Sklearn kmeans 等效于肘部方法 [英] Sklearn kmeans equivalent of elbow method

查看:88
本文介绍了Sklearn kmeans 等效于肘部方法的处理方法,对大家解决问题具有一定的参考价值,需要的朋友们下面随着小编来一起学习吧!

问题描述

假设我正在检查多达 10 个集群,我通常使用 scipy 生成肘部"图,如下所示:

Let's say I'm examining up to 10 clusters, with scipy I usually generate the 'elbow' plot as follows:

from scipy import cluster
cluster_array = [cluster.vq.kmeans(my_matrix, i) for i in range(1,10)]

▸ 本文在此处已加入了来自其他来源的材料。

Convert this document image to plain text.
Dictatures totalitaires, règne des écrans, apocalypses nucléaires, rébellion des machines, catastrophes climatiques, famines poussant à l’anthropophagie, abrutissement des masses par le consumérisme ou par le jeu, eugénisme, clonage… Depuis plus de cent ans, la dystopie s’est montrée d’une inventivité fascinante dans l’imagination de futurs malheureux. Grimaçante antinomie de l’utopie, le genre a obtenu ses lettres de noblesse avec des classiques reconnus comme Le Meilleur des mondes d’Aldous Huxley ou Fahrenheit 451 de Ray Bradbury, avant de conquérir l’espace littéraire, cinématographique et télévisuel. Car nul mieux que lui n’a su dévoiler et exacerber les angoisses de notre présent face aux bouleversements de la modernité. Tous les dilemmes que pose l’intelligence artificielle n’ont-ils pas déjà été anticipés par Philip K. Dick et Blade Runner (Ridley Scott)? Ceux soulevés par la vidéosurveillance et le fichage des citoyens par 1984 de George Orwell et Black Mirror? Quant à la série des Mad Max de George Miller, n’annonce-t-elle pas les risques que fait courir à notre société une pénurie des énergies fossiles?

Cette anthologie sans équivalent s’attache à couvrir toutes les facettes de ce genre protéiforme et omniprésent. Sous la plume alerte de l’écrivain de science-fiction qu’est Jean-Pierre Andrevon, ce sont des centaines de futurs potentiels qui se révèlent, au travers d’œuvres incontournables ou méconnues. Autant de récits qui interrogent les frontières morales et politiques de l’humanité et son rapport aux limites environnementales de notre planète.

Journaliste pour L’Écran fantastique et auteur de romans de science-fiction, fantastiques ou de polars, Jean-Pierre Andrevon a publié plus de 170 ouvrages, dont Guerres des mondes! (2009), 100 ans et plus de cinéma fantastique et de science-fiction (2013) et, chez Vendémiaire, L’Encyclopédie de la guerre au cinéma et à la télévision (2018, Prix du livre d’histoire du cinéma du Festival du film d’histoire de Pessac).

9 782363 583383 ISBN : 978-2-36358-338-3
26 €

pyplot.plot([var for (cent,var) in cluster_array])
pyplot.show()

从那以后,我开始有动力使用 sklearn 进行聚类,但是我不确定如何像在 scipy 案例中那样创建绘图所需的数组.我最好的猜测是:

I have since became motivated to use sklearn for clustering, however I'm not sure how to create the array needed to plot as in the scipy case. My best guess was:

from sklearn.cluster import KMeans

km = [KMeans(n_clusters=i) for i range(1,10)]
cluster_array = [km[i].fit(my_matrix)]

不幸的是,这导致了无效的命令错误.sklearn 解决此问题的最佳方法是什么?

That unfortunately resulted in an invalid command error. What is the best way sklearn way to go about this?

谢谢

推荐答案

您在代码中遇到了一些语法问题.现在应该修复它们:

You had some syntax problems in the code. They should be fixed now:

Ks = range(1, 10)
km = [KMeans(n_clusters=i) for i in Ks]
score = [km[i].fit(my_matrix).score(my_matrix) for i in range(len(km))]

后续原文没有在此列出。